Vous considérez que la croissance potentielle pour la période 2023-2027 est surestimée par le Gouvernement, parce que les efforts de réforme sont peu documentés. Je constate quand même que, s'agissant des retraites, le Gouvernement proposera prochainement des éléments, devant aboutir dès l'été 2023 ; pour ce qui est de l'assurance chômage, nous en discuterons la semaine prochaine en séance publique ; la réforme de l'apprentissage est prévue dès l'année 2023 ; les moyens sont mis pour l'accompagnement des allocataires du RSA vers leur retour à l'emploi. Toutes ces réformes sont lancées et, je suis d'accord avec vous, doivent être mises en œuvre rapidement.

Quand on établit une programmation, toutes les pièces du Meccano ne sont pas fournies. Mais le mandat précédent parle pour nous. Nous avons été capables de faire baisser le chômage de manière significative. Nous sommes donc crédibles dans notre projection de plein emploi à la fin du quinquennat. C'est un engagement, l'expression raisonnée et étayée d'un volontarisme politique.

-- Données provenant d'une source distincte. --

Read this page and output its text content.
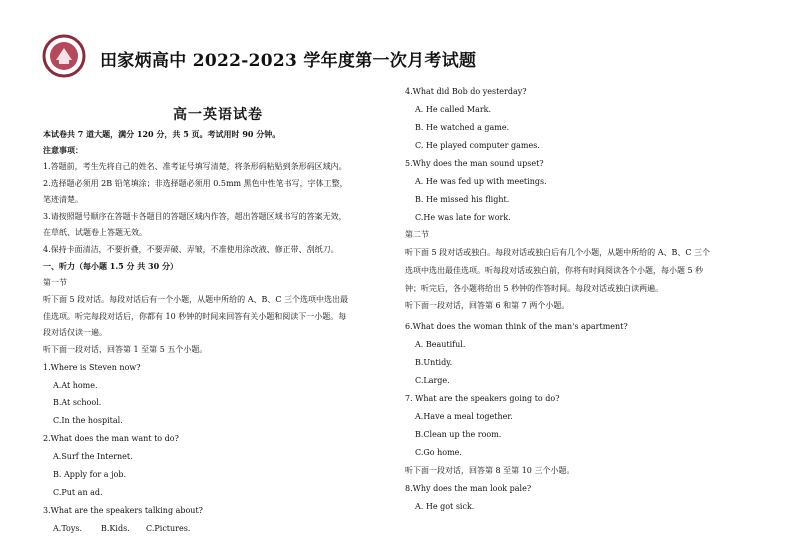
田家炳高中 2022-2023 学年度第一次月考试题
高一英语试卷
本试卷共 7 道大题，满分 120 分，共 5 页。考试用时 90 分钟。
注意事项：
1.答题前，考生先将自己的姓名、准考证号填写清楚，将条形码粘贴到条形码区域内。
2.选择题必须用 2B 铅笔填涂；非选择题必须用 0.5mm 黑色中性笔书写，字体工整，
笔迹清楚。
3.请按照题号顺序在答题卡各题目的答题区域内作答，超出答题区域书写的答案无效，
在草纸、试题卷上答题无效。
4.保持卡面清洁，不要折叠，不要弄破、弄皱，不准使用涂改液、修正带、刮纸刀。
一、听力（每小题 1.5 分 共 30 分）
第一节
听下面 5 段对话。每段对话后有一个小题，从题中所给的 A、B、C 三个选项中选出最
佳选项。听完每段对话后，你都有 10 秒钟的时间来回答有关小题和阅读下一小题。每
段对话仅读一遍。
听下面一段对话，回答第 1 至第 5 五个小题。
1.Where is Steven now?
A.At home.
B.At school.
C.In the hospital.
2.What does the man want to do?
A.Surf the Internet.
B. Apply for a job.
C.Put an ad.
3.What are the speakers talking about?
A.Toys. B.Kids. C.Pictures.
4.What did Bob do yesterday?
A. He called Mark.
B. He watched a game.
C. He played computer games.
5.Why does the man sound upset?
A. He was fed up with meetings.
B. He missed his flight.
C.He was late for work.
第二节
听下面 5 段对话或独白。每段对话或独白后有几个小题，从题中所给的 A、B、C 三个
选项中选出最佳选项。听每段对话或独白前，你将有时间阅读各个小题，每小题 5 秒
钟；听完后，各小题将给出 5 秒钟的作答时间。每段对话或独白读两遍。
听下面一段对话，回答第 6 和第 7 两个小题。
6.What does the woman think of the man's apartment?
A. Beautiful.
B.Untidy.
C.Large.
7. What are the speakers going to do?
A.Have a meal together.
B.Clean up the room.
C.Go home.
听下面一段对话，回答第 8 至第 10 三个小题。
8.Why does the man look pale?
A. He got sick.
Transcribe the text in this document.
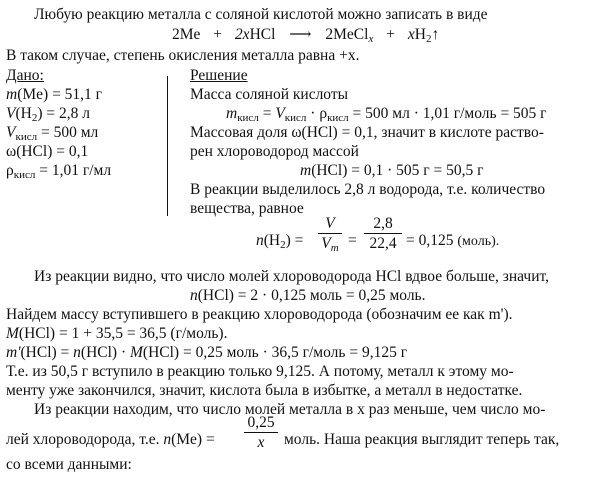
Любую реакцию металла с соляной кислотой можно записать в виде
2Me + 2xHCl ⟶ 2MeCl$_x$ + $xH_2↑$
В таком случае, степень окисления металла равна +x.
Дано:
m(Me) = 51,1 г
$V(H_2) = 2,8$ л
$V_{кисл} = 500$ мл
ω(HCl) = 0,1
$\rho_{кисл} = 1,01$ г/мл
Решение
Масса соляной кислоты
$m_{кисл} = V_{кисл} \cdot \rho_{кисл} = 500$ мл · 1,01 г/моль = 505 г
Массовая доля ω(HCl) = 0,1, значит в кислоте раство-
рен хлороводород массой
m(HCl) = 0,1 · 505 г = 50,5 г
В реакции выделилось 2,8 л водорода, т.е. количество
вещества, равное
$n(H_2)$ =
V
$V_m$ =
2,8
22,4 = 0,125 (моль).
Из реакции видно, что число молей хлороводорода HCl вдвое больше, значит,
n(HCl) = 2 · 0,125 моль = 0,25 моль.
Найдем массу вступившего в реакцию хлороводорода (обозначим ее как m').
M(HCl) = 1 + 35,5 = 36,5 (г/моль).
m'(HCl) = n(HCl) · M(HCl) = 0,25 моль · 36,5 г/моль = 9,125 г
Т.е. из 50,5 г вступило в реакцию только 9,125. А потому, металл к этому мо-
менту уже закончился, значит, кислота была в избытке, а металл в недостатке.
Из реакции находим, что число молей металла в x раз меньше, чем число мо-
лей хлороводорода, т.е. n(Me) =
0,25
x	моль. Наша реакция выглядит теперь так,
со всеми данными:
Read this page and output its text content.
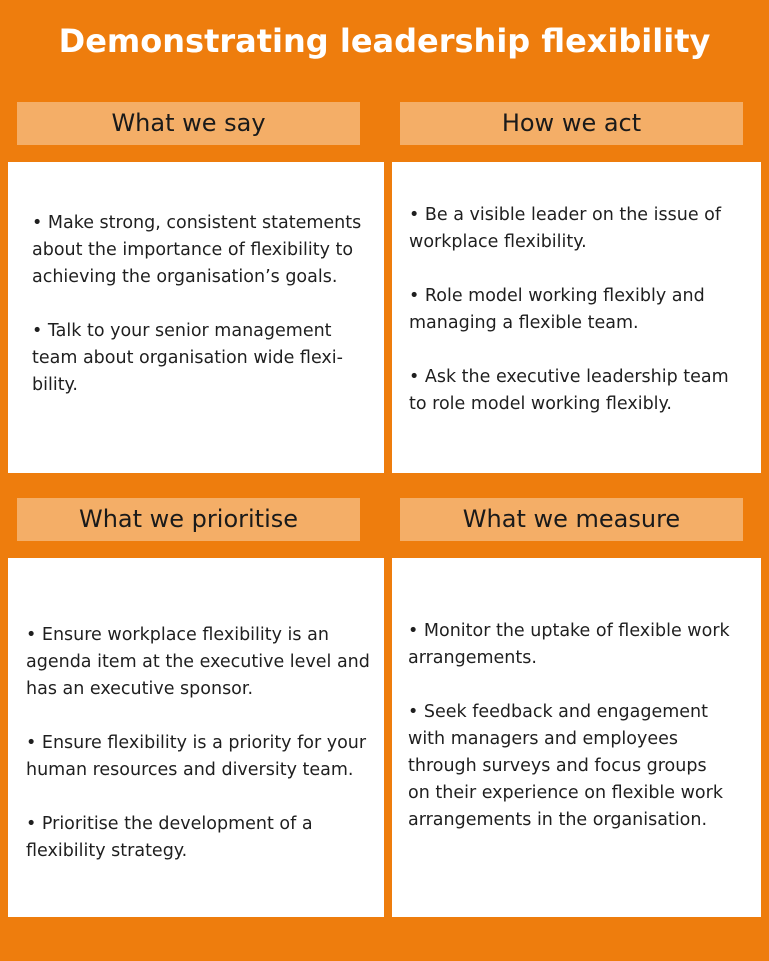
Demonstrating leadership flexibility
What we say

• Make strong, consistent statements about the importance of flexibility to achieving the organisation’s goals.

• Talk to your senior management team about organisation wide flexi-bility.

How we act

• Be a visible leader on the issue of workplace flexibility.

• Role model working flexibly and managing a flexible team.

• Ask the executive leadership team to role model working flexibly.

What we prioritise

• Ensure workplace flexibility is an agenda item at the executive level and has an executive sponsor.

• Ensure flexibility is a priority for your human resources and diversity team.

• Prioritise the development of a flexibility strategy.

What we measure

• Monitor the uptake of flexible work arrangements.

• Seek feedback and engagement with managers and employees through surveys and focus groups on their experience on flexible work arrangements in the organisation.
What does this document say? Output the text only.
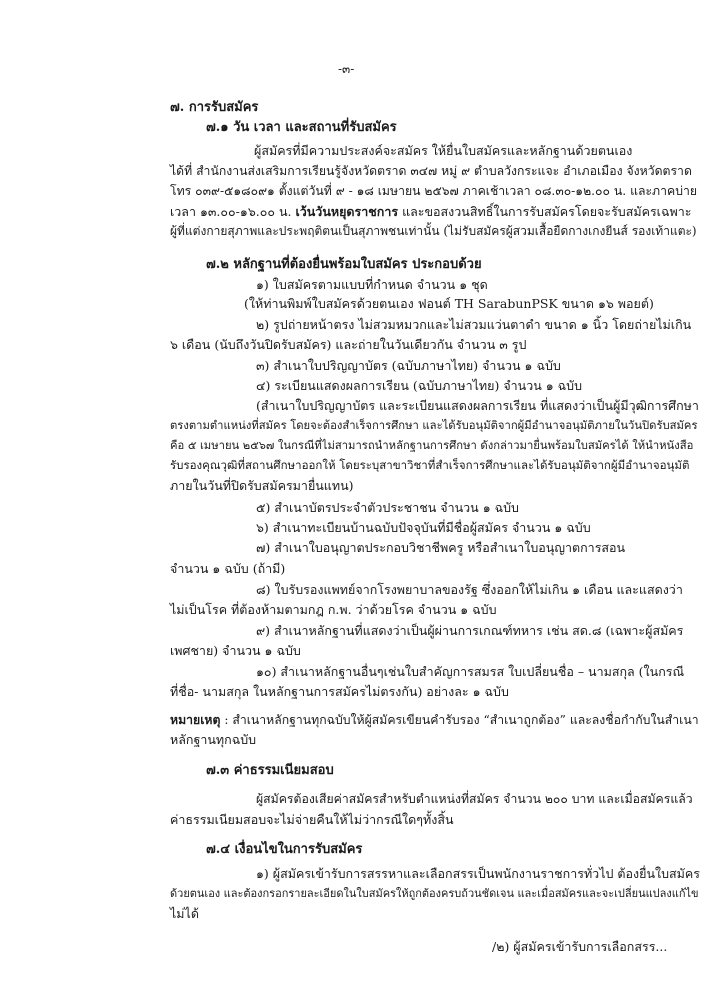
-๓-
๗. การรับสมัคร
๗.๑ วัน เวลา และสถานที่รับสมัคร
ผู้สมัครที่มีความประสงค์จะสมัคร ให้ยื่นใบสมัครและหลักฐานด้วยตนเอง
ได้ที่ สำนักงานส่งเสริมการเรียนรู้จังหวัดตราด ๓๔๗ หมู่ ๙ ตำบลวังกระแจะ อำเภอเมือง จังหวัดตราด
โทร ๐๓๙-๕๑๘๐๙๑ ตั้งแต่วันที่ ๙ - ๑๘ เมษายน ๒๕๖๗ ภาคเช้าเวลา ๐๘.๓๐-๑๒.๐๐ น. และภาคบ่าย
เวลา ๑๓.๐๐-๑๖.๐๐ น. เว้นวันหยุดราชการ และขอสงวนสิทธิ์ในการรับสมัครโดยจะรับสมัครเฉพาะ
ผู้ที่แต่งกายสุภาพและประพฤติตนเป็นสุภาพชนเท่านั้น (ไม่รับสมัครผู้สวมเสื้อยืดกางเกงยีนส์ รองเท้าแตะ)
๗.๒ หลักฐานที่ต้องยื่นพร้อมใบสมัคร ประกอบด้วย
๑) ใบสมัครตามแบบที่กำหนด จำนวน ๑ ชุด
(ให้ท่านพิมพ์ใบสมัครด้วยตนเอง ฟอนต์ TH SarabunPSK ขนาด ๑๖ พอยต์)
๒) รูปถ่ายหน้าตรง ไม่สวมหมวกและไม่สวมแว่นตาดำ ขนาด ๑ นิ้ว โดยถ่ายไม่เกิน
๖ เดือน (นับถึงวันปิดรับสมัคร) และถ่ายในวันเดียวกัน จำนวน ๓ รูป
๓) สำเนาใบปริญญาบัตร (ฉบับภาษาไทย) จำนวน ๑ ฉบับ
๔) ระเบียนแสดงผลการเรียน (ฉบับภาษาไทย) จำนวน ๑ ฉบับ
(สำเนาใบปริญญาบัตร และระเบียนแสดงผลการเรียน ที่แสดงว่าเป็นผู้มีวุฒิการศึกษา
ตรงตามตำแหน่งที่สมัคร โดยจะต้องสำเร็จการศึกษา และได้รับอนุมัติจากผู้มีอำนาจอนุมัติภายในวันปิดรับสมัคร
คือ ๕ เมษายน ๒๕๖๗ ในกรณีที่ไม่สามารถนำหลักฐานการศึกษา ดังกล่าวมายื่นพร้อมใบสมัครได้ ให้นำหนังสือ
รับรองคุณวุฒิที่สถานศึกษาออกให้ โดยระบุสาขาวิชาที่สำเร็จการศึกษาและได้รับอนุมัติจากผู้มีอำนาจอนุมัติ
ภายในวันที่ปิดรับสมัครมายื่นแทน)
๕) สำเนาบัตรประจำตัวประชาชน จำนวน ๑ ฉบับ
๖) สำเนาทะเบียนบ้านฉบับปัจจุบันที่มีชื่อผู้สมัคร จำนวน ๑ ฉบับ
๗) สำเนาใบอนุญาตประกอบวิชาชีพครู หรือสำเนาใบอนุญาตการสอน
จำนวน ๑ ฉบับ (ถ้ามี)
๘) ใบรับรองแพทย์จากโรงพยาบาลของรัฐ ซึ่งออกให้ไม่เกิน ๑ เดือน และแสดงว่า
ไม่เป็นโรค ที่ต้องห้ามตามกฎ ก.พ. ว่าด้วยโรค จำนวน ๑ ฉบับ
๙) สำเนาหลักฐานที่แสดงว่าเป็นผู้ผ่านการเกณฑ์ทหาร เช่น สด.๘ (เฉพาะผู้สมัคร
เพศชาย) จำนวน ๑ ฉบับ
๑๐) สำเนาหลักฐานอื่นๆเช่นใบสำคัญการสมรส ใบเปลี่ยนชื่อ – นามสกุล (ในกรณี
ที่ชื่อ- นามสกุล ในหลักฐานการสมัครไม่ตรงกัน) อย่างละ ๑ ฉบับ
หมายเหตุ : สำเนาหลักฐานทุกฉบับให้ผู้สมัครเขียนคำรับรอง “สำเนาถูกต้อง” และลงชื่อกำกับในสำเนา
หลักฐานทุกฉบับ
๗.๓ ค่าธรรมเนียมสอบ
ผู้สมัครต้องเสียค่าสมัครสำหรับตำแหน่งที่สมัคร จำนวน ๒๐๐ บาท และเมื่อสมัครแล้ว
ค่าธรรมเนียมสอบจะไม่จ่ายคืนให้ไม่ว่ากรณีใดๆทั้งสิ้น
๗.๔ เงื่อนไขในการรับสมัคร
๑) ผู้สมัครเข้ารับการสรรหาและเลือกสรรเป็นพนักงานราชการทั่วไป ต้องยื่นใบสมัคร
ด้วยตนเอง และต้องกรอกรายละเอียดในใบสมัครให้ถูกต้องครบถ้วนชัดเจน และเมื่อสมัครและจะเปลี่ยนแปลงแก้ไข
ไม่ได้
/๒) ผู้สมัครเข้ารับการเลือกสรร...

Monsieur le président Coquerel, si les cotisations sont mieux rentrées en 2022, ce n'est pas l'effet du hasard : c'est probablement parce que notre politique de l'offre s'est traduite par une croissance des investissements des entreprises.

De ce point de vue, chacun, dans le débat public, peut considérer la trajectoire proposée comme peu ou trop ambitieuse. Chacun a ses référentiels pour en juger. Les observations du Haut Conseil des finances publiques enrichissent le débat public de façon argumentée. Je constate que, jusqu'à 2019-2020 et la crise sanitaire, cette majorité a suivi le chemin qu'elle avait fixé. Et, depuis 2020, dans les tempêtes successives qui ont frappé nos finances publiques, les résultats finaux ont été régulièrement meilleurs qu'attendu.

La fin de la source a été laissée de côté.